[tbb-dev] TBB forensic analysis
jblm at gmx.com
Mon Mar 30 21:37:55 UTC 2015
> Sent: Friday, March 27, 2015 at 10:03 PM
> From: "Mike Perry" <mikeperry at torproject.org>
> To: "discussion regarding Tor Browser Bundle development" <tbb-dev at lists.torproject.org>
> Subject: Re: [tbb-dev] TBB forensic analysis
> jack bloom:
> > hi all,
> > I've read Runa's forensic analysis of the TBB
> > (https://research.torproject.org/techreports/tbb-forensic-analysis-2013-06-28.pdf)
> > and I'm currently redoing the analysis of the current TBB. I'm more or less
> > following what runa did (plus ram dump/hibernation file), I was wondering if
> > you have any suggestions, ideas or any other kind of input on the subject. I
> > asked on #tor and they suggested to say something here.

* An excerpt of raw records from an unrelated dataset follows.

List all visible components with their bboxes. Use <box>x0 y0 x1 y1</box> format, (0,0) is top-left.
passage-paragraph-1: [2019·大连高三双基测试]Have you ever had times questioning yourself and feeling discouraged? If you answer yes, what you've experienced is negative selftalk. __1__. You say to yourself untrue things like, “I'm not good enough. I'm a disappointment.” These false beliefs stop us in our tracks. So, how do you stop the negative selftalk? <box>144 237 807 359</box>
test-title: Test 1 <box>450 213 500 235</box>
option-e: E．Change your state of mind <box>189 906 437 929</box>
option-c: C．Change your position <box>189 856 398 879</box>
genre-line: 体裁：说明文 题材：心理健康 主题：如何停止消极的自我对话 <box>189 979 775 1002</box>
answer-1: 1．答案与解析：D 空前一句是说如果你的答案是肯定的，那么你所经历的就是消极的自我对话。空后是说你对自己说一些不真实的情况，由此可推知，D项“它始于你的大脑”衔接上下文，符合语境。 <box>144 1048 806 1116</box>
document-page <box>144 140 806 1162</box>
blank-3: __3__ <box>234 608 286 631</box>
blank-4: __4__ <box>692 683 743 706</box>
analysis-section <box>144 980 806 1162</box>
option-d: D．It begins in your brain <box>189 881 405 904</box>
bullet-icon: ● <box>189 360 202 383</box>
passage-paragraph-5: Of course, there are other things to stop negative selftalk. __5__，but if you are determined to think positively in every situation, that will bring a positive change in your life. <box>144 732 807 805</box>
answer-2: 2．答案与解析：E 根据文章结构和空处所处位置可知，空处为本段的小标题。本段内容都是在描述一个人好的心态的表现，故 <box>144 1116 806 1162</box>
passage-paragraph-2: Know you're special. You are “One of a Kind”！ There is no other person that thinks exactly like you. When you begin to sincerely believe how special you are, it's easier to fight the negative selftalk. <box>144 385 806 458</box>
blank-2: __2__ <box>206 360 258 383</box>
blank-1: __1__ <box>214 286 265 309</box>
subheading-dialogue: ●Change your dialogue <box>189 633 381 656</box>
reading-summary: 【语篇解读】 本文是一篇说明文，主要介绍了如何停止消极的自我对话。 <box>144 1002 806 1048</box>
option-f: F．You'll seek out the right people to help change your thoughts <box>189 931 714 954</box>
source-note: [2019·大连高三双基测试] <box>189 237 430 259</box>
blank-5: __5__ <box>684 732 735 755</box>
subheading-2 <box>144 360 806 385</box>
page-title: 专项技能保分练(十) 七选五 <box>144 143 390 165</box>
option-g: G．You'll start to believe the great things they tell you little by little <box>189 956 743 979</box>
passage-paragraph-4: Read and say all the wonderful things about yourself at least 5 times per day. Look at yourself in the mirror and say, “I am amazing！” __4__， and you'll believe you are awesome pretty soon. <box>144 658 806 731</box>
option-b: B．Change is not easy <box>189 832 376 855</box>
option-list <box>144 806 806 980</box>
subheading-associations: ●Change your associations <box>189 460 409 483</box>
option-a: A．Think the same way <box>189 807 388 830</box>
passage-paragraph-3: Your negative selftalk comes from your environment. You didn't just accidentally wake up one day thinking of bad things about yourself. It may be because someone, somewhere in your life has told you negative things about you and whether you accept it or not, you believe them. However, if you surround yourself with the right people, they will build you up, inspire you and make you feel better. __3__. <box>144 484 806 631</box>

> Refreshing this study will be very useful.
> Three things come to mind immediately:
> 1. Please use Tor Browser 4.5a5, which should appear on the tor-qa list
> (https://lists.torproject.org/pipermail/tor-qa/) in the next day or two,
> and should be officially released on https://blog.torproject.org on
> Tuesday/Wednesday. Tor Browser 4.5-stable should be out in mid-April.
At the moment I was using TBB version 4.0.4 but I will replicate what I did
with the version you suggested. Actually using 4.5 makes much more sense, I didn't
think of that before.
> 2. With respect to new features in 4.5 that may change disk leaks: the
> new .desktop launcher for Linux
> (https://trac.torproject.org/projects/tor/ticket/13375), the optional
> Windows shortcuts
> (https://trac.torproject.org/projects/tor/ticket/14688), and the Windows
> authenticode signatures
> (https://trac.torproject.org/projects/tor/ticket/3861) all may change
> disk records kept by the OS.
> Since Runa did that report, we've also updated to a newer version of
> Firefox, which should have fixed several leaks in their Private Browsing
> Mode (which we use as a basis to prevent disk records of browsing
> activity). We've also added an updater, added Pluggable Transport
> support, removed Vidalia, and completely reorganized the bundles. Both
> Windows and Mac bundles were also changed to use NSIS and DMG packaging
> respectively, instead of zip files. There were quite a few more changes,
> as well.
> 3. You may want to have a look over
> Those are the disk leaks we know about, and some of them might actually
> no longer apply. Information about leaks that no longer happen will be
> especially useful to help us triage that list and focus on what still
> happens. Any new issues you find should also be tagged with the
> tbb-disk-leak keyword. The most serious issues are ones that cause
> information about websites that have been visited to be leaked to disk.
This is really helpful, thank you for your reply. I hope to get back in touch
with you soon, hopefully with some results.